Historia gospodarcza tej – od pokoleń z Karlinem związanej rodziny – zaczęła się właściwie już pod koniec XIX wieku. Pierwszym członkiem rodziny, który postanowił rozwinąć interesy w mieście był Franz Meinke. Z zawodu mistrz ślusarski, zajmujący się mechaniką precyzyjną posiadacz wielu patentów, postanowił otworzyć sklep w którym sprzedawał maszyny do szycia, rowery, oraz ówczesne nowinki techniczne w postaci urządzeń elektrycznych. Dodatkowo zakupił atelier fotograficzne znajdujące się przy ul. Koszalińskiej 29, które reklamował jako: Mechaniczno -Artystyczne Atelier Franz Meinke.

Po pewnym czasie został zatrudniony w Zakładzie Maszynowym (były POM) i postanowił sprzedać swój sklep bratu Hermanowi. Żona Franza prowadziła we wspólnym domu przy ul. Koszalińskiej 96 kawiarnię Cafe Kaiserkrone i wynajmowała pokoje jako kwatery dla pracowników zakładu.

                                             Dom rodziny Meinke przy ul. Koszalińskiej 96 wraz z kawiarnią Cafe Kaiserkrone.

Herman początkowo prowadził nowo otwartą w Karlinie filię Sparkasse, czyli pierwszy bank w mieście, a po zakupie od kuzyna sklepu – atelier, postanowił prawdopodobnie otworzyć własny sklep kolonialny. Sklep nie ograniczał się tylko do handlu towarami delikatesowymi, ale we własnym zakresie wytwarzał lakiery, atrament, środki drogeryjne a nawet wodę mineralną.

W latach 20. XX w. najprawdopodobniej ze sklepu spożywczego postanowiono zrobić drogerię. Wówczas w prowadzenie interesu włączył się syn Bruno, wyuczony drogerzysta. Jako osoba posiadająca ten tytuł, mógł on prowadzić handel artykułami drogeryjno – chemicznymi, paliwami, materiałami niebezpiecznymi, jak również utensyliami fotograficznymi. Firma do końca wojny zachowała jednak nazwę Drogerie H. Meinke Sohn. W latach dwudziestych i trzydziestych XX wieku firma przeżywała swój największy rozkwit, bowiem nieustannie wzrastał popyt na artykuły higieniczne, farby, oleje techniczne, paliwa i wszelkiego rodzaju środki chemiczne, jak również niektóre lekarstwa, którymi handlowano wtedy w drogeriach.
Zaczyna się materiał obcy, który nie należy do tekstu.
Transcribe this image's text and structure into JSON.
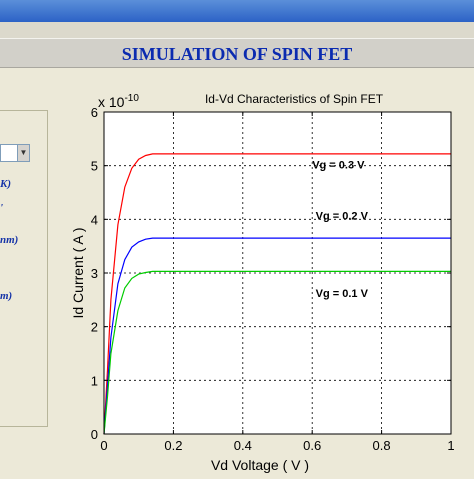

Równie ważną rolę w działalności sklepu odgrywała ciemnia fotograficzna, gdzie można było oddać do wywołania własne zdjęcia, a sklep zaopatrzony był w szeroką gamę produktów dla rozwijającego się wtedy fotograficznego hobby. Dzięki właścicielowi sklepu, mieszkańcy Karlina mogli co roku w dniach Zielonych Świątek oglądać pokaz fajerwerków, które były odpalane z okazji corocznego święta Bractwa Strzeleckiego.